'Supermom' Jogger's Husband Reveals Moment He Found Out She Was Alive: 'She Was Screaming'
He also recalled how he told his two young children the news.
Keith Papini has opened up about the moment he learned his wife Sherri was still alive after she was kidnapped in early November, describing his "panic" and relief when he received the good news.
In a 20/20 special airing Friday night, he spoke about the phone call he received early Thanksgiving morning, three weeks after his wife vanished while jogging.
“It was my wife screaming in the background, yelling my name, and a CHP [California Highway Patrol] officer that seemed somewhat confused at the moment, like, ‘What is going on?'" Papini said. "And [the officer] said, ‘I need you to be calm. I need you to be calm.’ I already know it’s her. I can tell her voice,” he said.
He said he “panicked” but ultimately happy because "this is the first time I've heard her voice.”
The father of two then told their children their mother had been found after missing for three weeks.
He first spoke to his 4-year-old son, Tyler, saying: “I sat him down, and I was on my knees and he was standing up. And I said, 'you know what, buddy? I found mom,' and he got the biggest grin."
Sherri was branded, her nose was broken, and she had her hair "chopped off." Many believe she was kidnapped by sex traffickers.
Jennifer Kempton is a victim of human trafficking who now runs Survivor's Ink, an organization that offers tattoos to cover up branding and other scars of sex trafficking survivors. She says she herself was branded three times. One brand called her "Property of Salen," another says "King Munch."

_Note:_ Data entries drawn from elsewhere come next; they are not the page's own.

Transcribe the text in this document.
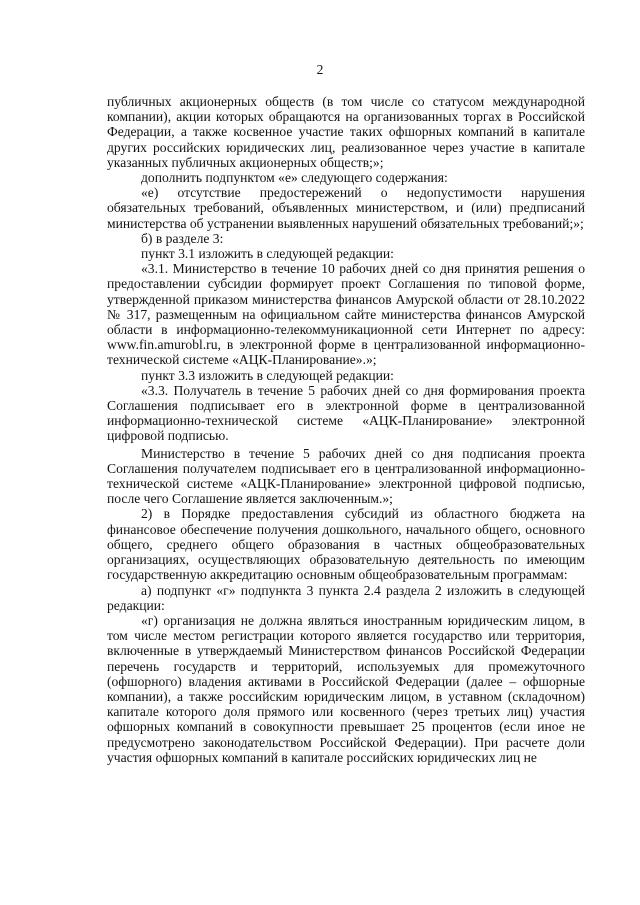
2

публичных акционерных обществ (в том числе со статусом международной компании), акции которых обращаются на организованных торгах в Российской Федерации, а также косвенное участие таких офшорных компаний в капитале других российских юридических лиц, реализованное через участие в капитале указанных публичных акционерных обществ;»;

дополнить подпунктом «е» следующего содержания:

«е) отсутствие предостережений о недопустимости нарушения обязательных требований, объявленных министерством, и (или) предписаний министерства об устранении выявленных нарушений обязательных требований;»;

б) в разделе 3:

пункт 3.1 изложить в следующей редакции:

«3.1. Министерство в течение 10 рабочих дней со дня принятия решения о предоставлении субсидии формирует проект Соглашения по типовой форме, утвержденной приказом министерства финансов Амурской области от 28.10.2022 № 317, размещенным на официальном сайте министерства финансов Амурской области в информационно-телекоммуникационной сети Интернет по адресу: www.fin.amurobl.ru, в электронной форме в централизованной информационно-технической системе «АЦК-Планирование».»;

пункт 3.3 изложить в следующей редакции:

«3.3. Получатель в течение 5 рабочих дней со дня формирования проекта Соглашения подписывает его в электронной форме в централизованной информационно-технической системе «АЦК-Планирование» электронной цифровой подписью.

Министерство в течение 5 рабочих дней со дня подписания проекта Соглашения получателем подписывает его в централизованной информационно-технической системе «АЦК-Планирование» электронной цифровой подписью, после чего Соглашение является заключенным.»;

2) в Порядке предоставления субсидий из областного бюджета на финансовое обеспечение получения дошкольного, начального общего, основного общего, среднего общего образования в частных общеобразовательных организациях, осуществляющих образовательную деятельность по имеющим государственную аккредитацию основным общеобразовательным программам:

а) подпункт «г» подпункта 3 пункта 2.4 раздела 2 изложить в следующей редакции:

«г) организация не должна являться иностранным юридическим лицом, в том числе местом регистрации которого является государство или территория, включенные в утверждаемый Министерством финансов Российской Федерации перечень государств и территорий, используемых для промежуточного (офшорного) владения активами в Российской Федерации (далее – офшорные компании), а также российским юридическим лицом, в уставном (складочном) капитале которого доля прямого или косвенного (через третьих лиц) участия офшорных компаний в совокупности превышает 25 процентов (если иное не предусмотрено законодательством Российской Федерации). При расчете доли участия офшорных компаний в капитале российских юридических лиц не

"Each trafficker has their own identifier to use to mark their victims as property," Kempton told Inside Edition. "We see a lot of dollar signs, we see a lot of names."
Kempton believes Sherri, the 34-year-old known as "Supermom," was a victim of sex trafficking.
The region where Sherri was abducted is known as “The Emerald Triangle” — three counties in Northern California notorious for marijuana cultivation. It is also a hotspot for sex trafficking and drug cartels.